Ballet dancers are a very elite group of athletes. They train for many years before becoming professional dancers and once they join a company their training does not end. Dancers' bodies need to be extremely strong and flexible to execute the demanding technique of ballet so they must practice and rehearse every day to keep their bodies in top physical condition. In daily ballet class, rehearsals and performances, a dancer's body is pulled and stretched in many different directions. When executing grand leaps and jumps, their feet, knees and backs are subject to further abuse by landing on very hard concrete floors. As a remedy, most dancers dance on specially constructed dance floors to absorb the impact of jumping. For every minute of dancing you see on the stage, there has been an hour of rehearsal.
The setting of the stage in a ballet helps to evoke the time, place or atmosphere of the production. All of the sets, scenery and props used by the National Ballet are made at the company's production workshop, a large building the size of an airplane hanger.
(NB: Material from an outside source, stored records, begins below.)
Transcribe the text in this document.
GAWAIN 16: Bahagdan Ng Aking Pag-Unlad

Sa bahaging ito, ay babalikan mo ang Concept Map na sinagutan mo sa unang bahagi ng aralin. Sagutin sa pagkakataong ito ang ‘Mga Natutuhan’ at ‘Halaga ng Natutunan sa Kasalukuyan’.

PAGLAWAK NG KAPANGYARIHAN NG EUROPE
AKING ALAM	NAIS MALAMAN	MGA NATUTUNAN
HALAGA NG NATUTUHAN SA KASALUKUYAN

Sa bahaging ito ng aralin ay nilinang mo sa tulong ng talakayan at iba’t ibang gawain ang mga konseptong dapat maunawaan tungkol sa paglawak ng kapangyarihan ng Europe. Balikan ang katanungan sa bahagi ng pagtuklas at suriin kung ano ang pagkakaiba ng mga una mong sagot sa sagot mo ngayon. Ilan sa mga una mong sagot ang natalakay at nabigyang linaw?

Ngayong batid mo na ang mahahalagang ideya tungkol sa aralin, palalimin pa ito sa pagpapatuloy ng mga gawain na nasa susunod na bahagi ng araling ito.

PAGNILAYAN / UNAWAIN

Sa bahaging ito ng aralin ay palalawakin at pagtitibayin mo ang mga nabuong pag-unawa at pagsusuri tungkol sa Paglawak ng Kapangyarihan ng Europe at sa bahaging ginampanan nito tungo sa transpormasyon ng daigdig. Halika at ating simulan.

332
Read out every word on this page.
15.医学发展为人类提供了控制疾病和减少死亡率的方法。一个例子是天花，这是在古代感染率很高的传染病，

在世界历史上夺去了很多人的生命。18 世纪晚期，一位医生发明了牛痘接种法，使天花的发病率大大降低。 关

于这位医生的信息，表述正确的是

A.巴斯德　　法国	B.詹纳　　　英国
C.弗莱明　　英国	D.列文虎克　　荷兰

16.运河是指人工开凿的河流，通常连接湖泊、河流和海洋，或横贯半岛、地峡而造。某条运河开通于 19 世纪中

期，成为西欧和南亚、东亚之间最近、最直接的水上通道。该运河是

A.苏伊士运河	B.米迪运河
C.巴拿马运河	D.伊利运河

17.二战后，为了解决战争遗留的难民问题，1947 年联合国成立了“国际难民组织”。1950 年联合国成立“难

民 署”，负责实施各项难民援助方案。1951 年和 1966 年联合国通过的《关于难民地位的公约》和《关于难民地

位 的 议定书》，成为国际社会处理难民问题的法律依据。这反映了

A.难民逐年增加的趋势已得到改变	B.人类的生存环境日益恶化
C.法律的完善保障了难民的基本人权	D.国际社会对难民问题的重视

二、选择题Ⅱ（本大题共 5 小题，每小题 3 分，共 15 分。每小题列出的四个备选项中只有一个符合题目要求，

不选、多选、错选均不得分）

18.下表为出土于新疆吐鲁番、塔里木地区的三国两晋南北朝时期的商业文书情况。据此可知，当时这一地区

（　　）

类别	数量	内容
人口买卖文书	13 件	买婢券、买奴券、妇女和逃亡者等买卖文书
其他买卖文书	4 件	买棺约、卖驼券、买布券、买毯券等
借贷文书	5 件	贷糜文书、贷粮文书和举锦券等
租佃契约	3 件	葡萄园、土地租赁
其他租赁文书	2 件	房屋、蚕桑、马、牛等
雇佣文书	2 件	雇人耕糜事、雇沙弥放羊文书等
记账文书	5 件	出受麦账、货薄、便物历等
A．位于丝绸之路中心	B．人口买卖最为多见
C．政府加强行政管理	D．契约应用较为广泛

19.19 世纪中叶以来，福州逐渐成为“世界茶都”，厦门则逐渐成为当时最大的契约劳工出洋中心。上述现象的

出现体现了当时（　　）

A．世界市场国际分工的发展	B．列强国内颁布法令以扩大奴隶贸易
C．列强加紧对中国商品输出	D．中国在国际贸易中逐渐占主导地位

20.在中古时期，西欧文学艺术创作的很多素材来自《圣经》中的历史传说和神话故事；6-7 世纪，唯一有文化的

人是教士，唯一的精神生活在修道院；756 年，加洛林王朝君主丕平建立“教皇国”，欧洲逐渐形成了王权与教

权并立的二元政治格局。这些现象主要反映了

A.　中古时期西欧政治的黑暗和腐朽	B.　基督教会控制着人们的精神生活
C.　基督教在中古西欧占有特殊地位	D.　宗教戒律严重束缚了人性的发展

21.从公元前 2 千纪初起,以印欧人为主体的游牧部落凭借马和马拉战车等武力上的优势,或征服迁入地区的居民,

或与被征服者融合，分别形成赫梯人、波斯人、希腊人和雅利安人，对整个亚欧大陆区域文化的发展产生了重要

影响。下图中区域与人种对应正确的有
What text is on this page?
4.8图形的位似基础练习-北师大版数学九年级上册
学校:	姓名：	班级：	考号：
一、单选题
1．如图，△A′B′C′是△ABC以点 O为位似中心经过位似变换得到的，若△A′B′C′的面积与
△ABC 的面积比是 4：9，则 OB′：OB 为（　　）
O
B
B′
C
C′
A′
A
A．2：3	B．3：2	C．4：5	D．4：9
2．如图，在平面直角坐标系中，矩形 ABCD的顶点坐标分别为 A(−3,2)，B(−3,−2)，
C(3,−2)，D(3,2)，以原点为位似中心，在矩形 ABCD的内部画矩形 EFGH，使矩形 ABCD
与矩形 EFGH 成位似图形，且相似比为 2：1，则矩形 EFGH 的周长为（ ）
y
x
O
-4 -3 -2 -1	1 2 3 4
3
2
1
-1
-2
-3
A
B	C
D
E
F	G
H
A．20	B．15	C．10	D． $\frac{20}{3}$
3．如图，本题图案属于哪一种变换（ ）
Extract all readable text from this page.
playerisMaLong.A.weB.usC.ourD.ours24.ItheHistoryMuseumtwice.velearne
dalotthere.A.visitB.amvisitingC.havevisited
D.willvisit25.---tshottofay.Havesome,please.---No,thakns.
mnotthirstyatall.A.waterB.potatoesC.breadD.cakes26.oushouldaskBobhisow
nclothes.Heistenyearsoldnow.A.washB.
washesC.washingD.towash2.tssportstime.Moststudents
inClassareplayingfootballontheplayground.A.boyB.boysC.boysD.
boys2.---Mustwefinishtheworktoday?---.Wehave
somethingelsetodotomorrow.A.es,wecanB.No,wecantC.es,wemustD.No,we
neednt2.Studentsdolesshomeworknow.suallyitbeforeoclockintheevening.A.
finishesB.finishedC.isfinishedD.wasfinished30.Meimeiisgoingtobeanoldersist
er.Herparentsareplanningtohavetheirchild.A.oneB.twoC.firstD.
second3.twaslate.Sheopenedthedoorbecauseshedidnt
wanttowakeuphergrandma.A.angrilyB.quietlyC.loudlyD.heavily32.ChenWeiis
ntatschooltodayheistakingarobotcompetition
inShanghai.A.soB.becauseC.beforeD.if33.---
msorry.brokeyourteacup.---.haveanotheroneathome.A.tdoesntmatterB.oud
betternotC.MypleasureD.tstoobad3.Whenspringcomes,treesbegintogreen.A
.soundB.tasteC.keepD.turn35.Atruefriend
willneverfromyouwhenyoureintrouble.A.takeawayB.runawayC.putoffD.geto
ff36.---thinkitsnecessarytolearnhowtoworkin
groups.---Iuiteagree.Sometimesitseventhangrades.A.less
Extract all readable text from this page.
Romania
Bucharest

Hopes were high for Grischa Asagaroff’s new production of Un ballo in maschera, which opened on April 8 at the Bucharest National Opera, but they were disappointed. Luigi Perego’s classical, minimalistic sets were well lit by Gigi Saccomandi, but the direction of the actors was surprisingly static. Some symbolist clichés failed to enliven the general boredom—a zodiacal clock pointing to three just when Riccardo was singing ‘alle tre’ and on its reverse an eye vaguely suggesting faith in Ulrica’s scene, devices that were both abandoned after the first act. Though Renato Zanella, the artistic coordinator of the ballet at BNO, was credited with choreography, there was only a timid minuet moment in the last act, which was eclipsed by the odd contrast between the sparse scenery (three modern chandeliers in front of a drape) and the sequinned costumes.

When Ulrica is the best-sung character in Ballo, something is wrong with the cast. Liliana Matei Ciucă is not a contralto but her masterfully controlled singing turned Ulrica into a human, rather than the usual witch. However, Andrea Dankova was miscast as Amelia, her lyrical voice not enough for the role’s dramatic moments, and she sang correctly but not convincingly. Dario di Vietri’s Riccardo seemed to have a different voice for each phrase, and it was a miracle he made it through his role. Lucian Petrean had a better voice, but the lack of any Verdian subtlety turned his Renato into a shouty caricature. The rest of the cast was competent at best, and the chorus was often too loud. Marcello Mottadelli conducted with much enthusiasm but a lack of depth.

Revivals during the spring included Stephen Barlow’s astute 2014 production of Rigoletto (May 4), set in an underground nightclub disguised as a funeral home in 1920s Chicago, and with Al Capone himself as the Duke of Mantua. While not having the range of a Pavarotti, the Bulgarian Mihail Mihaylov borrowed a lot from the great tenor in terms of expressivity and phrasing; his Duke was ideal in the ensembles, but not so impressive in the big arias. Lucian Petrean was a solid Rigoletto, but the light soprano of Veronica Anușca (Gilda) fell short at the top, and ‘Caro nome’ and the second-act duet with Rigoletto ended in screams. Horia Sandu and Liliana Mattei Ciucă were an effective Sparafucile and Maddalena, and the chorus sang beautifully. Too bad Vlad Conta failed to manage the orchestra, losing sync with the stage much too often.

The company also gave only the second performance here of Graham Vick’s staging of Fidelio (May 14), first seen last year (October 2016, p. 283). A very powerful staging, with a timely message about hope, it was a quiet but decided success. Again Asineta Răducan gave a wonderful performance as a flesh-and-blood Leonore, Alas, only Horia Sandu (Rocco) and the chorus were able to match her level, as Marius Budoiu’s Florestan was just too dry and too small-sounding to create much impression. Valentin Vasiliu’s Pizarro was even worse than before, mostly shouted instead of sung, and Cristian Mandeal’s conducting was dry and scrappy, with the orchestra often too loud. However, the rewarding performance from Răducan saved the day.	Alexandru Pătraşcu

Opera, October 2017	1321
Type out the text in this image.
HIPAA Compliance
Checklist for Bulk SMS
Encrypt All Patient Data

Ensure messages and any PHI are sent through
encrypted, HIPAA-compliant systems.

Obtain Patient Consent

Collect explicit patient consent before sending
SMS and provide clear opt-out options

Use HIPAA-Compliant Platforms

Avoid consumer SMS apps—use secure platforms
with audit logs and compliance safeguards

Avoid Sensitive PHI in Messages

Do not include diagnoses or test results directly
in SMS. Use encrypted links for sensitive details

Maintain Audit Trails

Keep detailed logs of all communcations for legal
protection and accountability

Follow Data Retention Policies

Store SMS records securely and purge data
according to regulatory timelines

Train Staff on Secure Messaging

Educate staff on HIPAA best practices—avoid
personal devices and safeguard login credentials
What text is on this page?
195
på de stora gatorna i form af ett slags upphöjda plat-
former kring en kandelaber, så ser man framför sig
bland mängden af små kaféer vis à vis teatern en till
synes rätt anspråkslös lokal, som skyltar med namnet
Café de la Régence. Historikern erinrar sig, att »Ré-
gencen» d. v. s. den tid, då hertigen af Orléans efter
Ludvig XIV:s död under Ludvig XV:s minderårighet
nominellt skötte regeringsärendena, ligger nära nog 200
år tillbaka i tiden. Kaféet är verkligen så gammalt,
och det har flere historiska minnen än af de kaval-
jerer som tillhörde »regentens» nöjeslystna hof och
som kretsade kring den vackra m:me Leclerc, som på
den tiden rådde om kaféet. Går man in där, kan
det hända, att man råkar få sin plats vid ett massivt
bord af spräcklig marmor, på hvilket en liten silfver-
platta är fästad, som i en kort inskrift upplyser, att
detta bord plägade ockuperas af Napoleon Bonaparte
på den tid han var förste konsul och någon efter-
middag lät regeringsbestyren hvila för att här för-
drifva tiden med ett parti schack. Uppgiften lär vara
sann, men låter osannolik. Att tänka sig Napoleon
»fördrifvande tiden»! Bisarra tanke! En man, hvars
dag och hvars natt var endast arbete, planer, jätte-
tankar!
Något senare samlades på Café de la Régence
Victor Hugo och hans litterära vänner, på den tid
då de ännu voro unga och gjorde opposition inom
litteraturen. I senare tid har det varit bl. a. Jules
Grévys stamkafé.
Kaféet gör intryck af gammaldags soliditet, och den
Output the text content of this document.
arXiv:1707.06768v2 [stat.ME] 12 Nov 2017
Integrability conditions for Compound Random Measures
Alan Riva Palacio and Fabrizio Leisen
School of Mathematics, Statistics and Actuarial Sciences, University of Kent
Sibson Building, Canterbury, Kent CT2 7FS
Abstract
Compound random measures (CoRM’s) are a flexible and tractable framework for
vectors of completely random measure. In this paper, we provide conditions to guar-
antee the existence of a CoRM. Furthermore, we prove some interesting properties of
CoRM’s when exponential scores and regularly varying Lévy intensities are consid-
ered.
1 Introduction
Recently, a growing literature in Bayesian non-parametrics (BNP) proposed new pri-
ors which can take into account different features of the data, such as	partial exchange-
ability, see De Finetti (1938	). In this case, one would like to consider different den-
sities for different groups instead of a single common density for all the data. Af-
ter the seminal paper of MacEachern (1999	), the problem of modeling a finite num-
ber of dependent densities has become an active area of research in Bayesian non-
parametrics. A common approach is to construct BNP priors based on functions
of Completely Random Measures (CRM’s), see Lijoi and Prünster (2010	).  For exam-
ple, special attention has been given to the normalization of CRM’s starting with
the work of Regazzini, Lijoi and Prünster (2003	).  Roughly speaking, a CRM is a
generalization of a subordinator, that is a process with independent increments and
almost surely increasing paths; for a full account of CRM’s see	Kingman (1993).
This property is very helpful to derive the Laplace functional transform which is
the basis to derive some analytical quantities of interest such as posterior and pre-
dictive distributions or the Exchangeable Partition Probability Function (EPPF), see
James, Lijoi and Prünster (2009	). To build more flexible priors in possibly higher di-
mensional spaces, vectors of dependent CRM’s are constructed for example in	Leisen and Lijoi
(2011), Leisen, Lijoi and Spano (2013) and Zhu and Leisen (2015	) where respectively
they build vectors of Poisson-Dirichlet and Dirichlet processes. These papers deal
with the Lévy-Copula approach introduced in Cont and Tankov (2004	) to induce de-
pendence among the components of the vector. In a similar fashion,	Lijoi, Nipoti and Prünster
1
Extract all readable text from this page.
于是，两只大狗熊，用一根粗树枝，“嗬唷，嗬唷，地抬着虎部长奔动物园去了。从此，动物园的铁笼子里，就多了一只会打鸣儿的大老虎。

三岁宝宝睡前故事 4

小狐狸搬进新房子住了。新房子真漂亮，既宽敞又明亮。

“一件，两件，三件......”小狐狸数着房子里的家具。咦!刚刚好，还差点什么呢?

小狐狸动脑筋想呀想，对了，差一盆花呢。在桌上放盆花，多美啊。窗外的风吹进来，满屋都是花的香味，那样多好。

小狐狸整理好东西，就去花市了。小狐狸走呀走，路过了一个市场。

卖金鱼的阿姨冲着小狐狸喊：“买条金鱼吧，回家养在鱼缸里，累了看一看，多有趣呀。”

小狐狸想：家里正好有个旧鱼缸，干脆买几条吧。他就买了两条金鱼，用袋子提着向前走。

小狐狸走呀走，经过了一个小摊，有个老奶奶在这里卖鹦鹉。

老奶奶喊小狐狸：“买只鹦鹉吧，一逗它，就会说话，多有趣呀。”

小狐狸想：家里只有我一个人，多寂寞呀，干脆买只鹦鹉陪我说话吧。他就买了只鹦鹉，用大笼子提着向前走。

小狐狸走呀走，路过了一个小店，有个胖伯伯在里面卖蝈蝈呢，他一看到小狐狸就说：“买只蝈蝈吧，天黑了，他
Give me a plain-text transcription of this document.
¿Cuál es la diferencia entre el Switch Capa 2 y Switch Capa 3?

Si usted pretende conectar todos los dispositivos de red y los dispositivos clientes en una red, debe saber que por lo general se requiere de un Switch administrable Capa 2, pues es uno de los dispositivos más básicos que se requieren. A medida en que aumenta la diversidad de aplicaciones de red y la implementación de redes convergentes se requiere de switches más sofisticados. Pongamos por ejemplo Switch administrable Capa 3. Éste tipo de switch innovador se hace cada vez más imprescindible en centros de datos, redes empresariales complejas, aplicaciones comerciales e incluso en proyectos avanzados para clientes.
From the initial drawings made by the set designer, scenic artists, carpenters and electricians work together to bring the setting to the stage. Lighting design is then added to enhance various aspects of the production.
Often the same person who designs the setting of a production will also design the costumes. The designer will start with a drawing of what they think the costume will look like and then the National Ballet's wardrobe department will make a pattern, choose material, sew it together, decorate the costume and finally fit it on the dancers. Ballet costumes have to be carefully reinforced so that the dancers can move easily in them and not worry about them coming apart while they are dancing.
Chris Read making costumes for Swan Lake. Photo by Cylla von Tiedermann.
When performing in a theatre, the National Ballet must transport all of its own equipment to the location including wigs, costumes, sets, props, lighting equipment and the specially designed dance floor. Many of these items are packed in wooden crates to keep them from being damaged during the trip. Very delicate items like tutus are packed in wicker hampers called "skips" for transport. All of these items are loaded into tractor-trailers and shipped to the theatre where they are stored backstage. Often items from several different ballets live backstage until it is time for the ballet to be performed.
When dancers rehearse in the studio a pianist plays the music for them. It is usually at the dress rehearsal that the dancers hear the orchestra for the first time. It is also at the dress rehearsal that the dancers have their final opportunity to try on their costumes, work with the props and scenery and practice the steps on the stage. Everyone's hard work is rewarded the moment the curtain rises and the ballet begins.